Окинув взглядом сад, Александра констатировала, что куст кольквиции у входа на участок надо подровнять. Он вырос выше, чем такой же с левой стороны от ворот.

Еще с тех пор, как Александра с родителями переехала в Швецию из Польши, она мечтала о том, чтобы иметь мойку у окна, откуда открывался бы вид на сад.

Здесь она проводила долгие часы. Иногда ее охватывала паника, когда она понимала, что простояла так слишком долго. С другой стороны, это было единственное место, где она могла расслабиться и отключиться. Свой чай она часто выпивала, стоя возле мойки. На окне росли приправы.
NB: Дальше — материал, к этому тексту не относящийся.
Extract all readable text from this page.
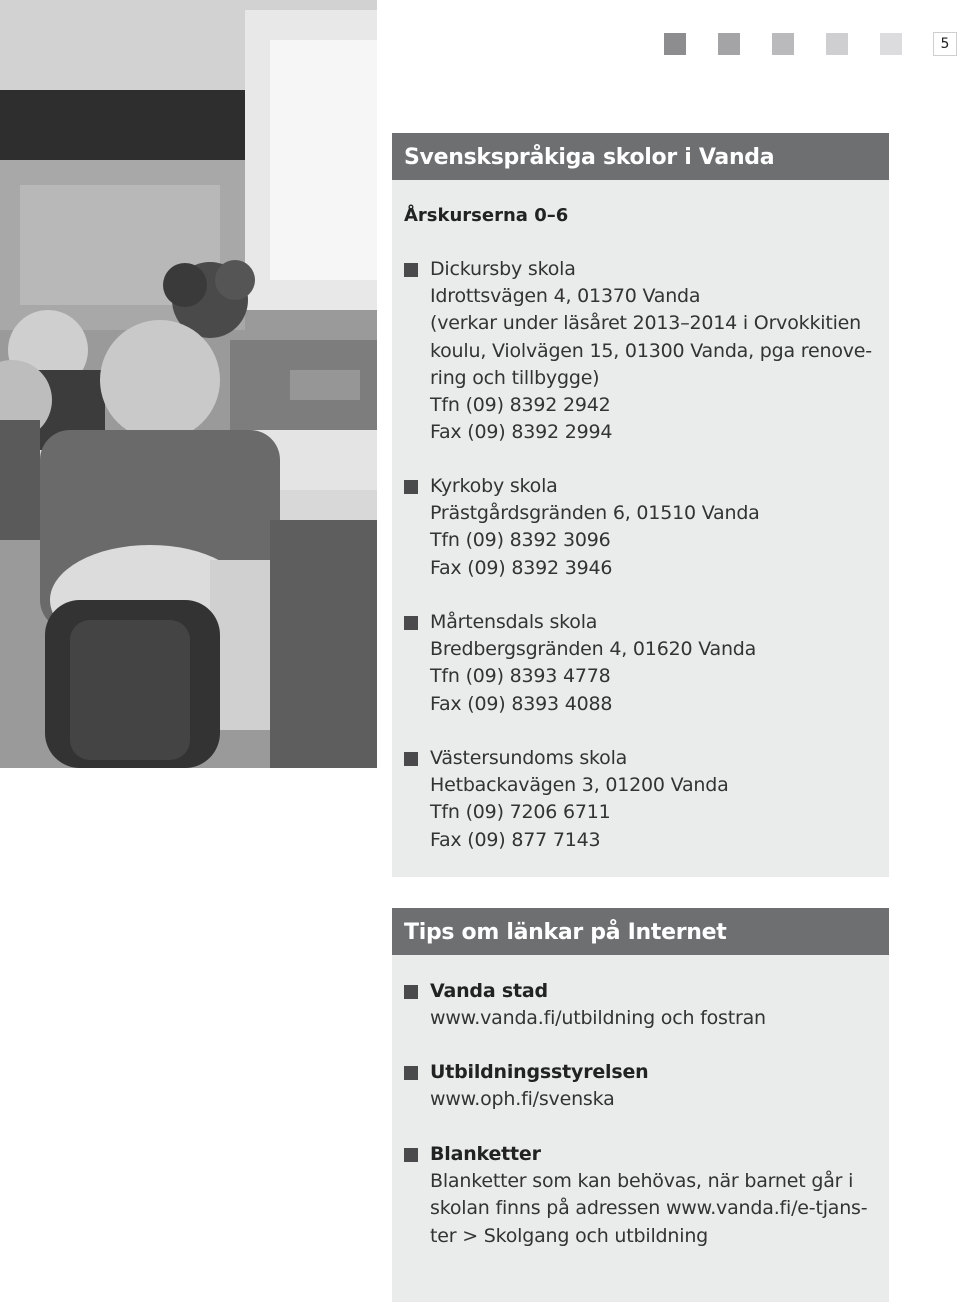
5
Svenskspråkiga skolor i Vanda
Årskurserna 0–6
Dickursby skola
Idrottsvägen 4, 01370 Vanda
(verkar under läsåret 2013–2014 i Orvokkitien
koulu, Violvägen 15, 01300 Vanda, pga renove-
ring och tillbygge)
Tfn (09) 8392 2942
Fax (09) 8392 2994
Kyrkoby skola
Prästgårdsgränden 6, 01510 Vanda
Tfn (09) 8392 3096
Fax (09) 8392 3946
Mårtensdals skola
Bredbergsgränden 4, 01620 Vanda
Tfn (09) 8393 4778
Fax (09) 8393 4088
Västersundoms skola
Hetbackavägen 3, 01200 Vanda
Tfn (09) 7206 6711
Fax (09) 877 7143
Tips om länkar på Internet
Vanda stad
www.vanda.fi/utbildning och fostran
Utbildningsstyrelsen
www.oph.fi/svenska
Blanketter
Blanketter som kan behövas, när barnet går i
skolan finns på adressen www.vanda.fi/e-tjans-
ter > Skolgang och utbildning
Они были светолюбивыми, как и сама Александра, и она с наслаждением вдыхала запах базилика, орегано, шнитт-лука и петрушки. В саду росли другие приправы и цветы, там она могла часами бродить по шуршащим гравиевым дорожкам – пока кто-нибудь не отвлекал ее.

Сейчас ее взгляд упал на грязные оконные рамы. Она принялась усиленно тереть их посудной тряпкой, но краска уже местами отстала и становилось только хуже. К тому же снаружи все равно не видно.

Зато она отметила, что сад прекраснее, чем когда бы то ни было, и испытала легкое чувство гордости.

По крайней мере, кое-что ей в этой жизни удается. Она оторвала парочку увядших листиков базилика.

После долгих летних дождей все растения бурно расцвели, но потом пришла жара, и многие начали засыхать. Однако ей удалось сохранить зелень свежей. Целыми днями она поливала свой сад. Гортензии выглядели роскошнее, чем когда-либо, хотя этим цветам нужен самый обильный полив. Они нуждались в ней – возможно, именно поэтому она так любила их.

Марта играла с газонным опрыскивателем. Придя из школы, она первым делом надела на себя купальник. Хотя у них был свой бассейн, опрыскиватель привлекал ее больше. Вероятно, потому, что с ним она могла играть сама, а не под присмотром кого-либо из взрослых.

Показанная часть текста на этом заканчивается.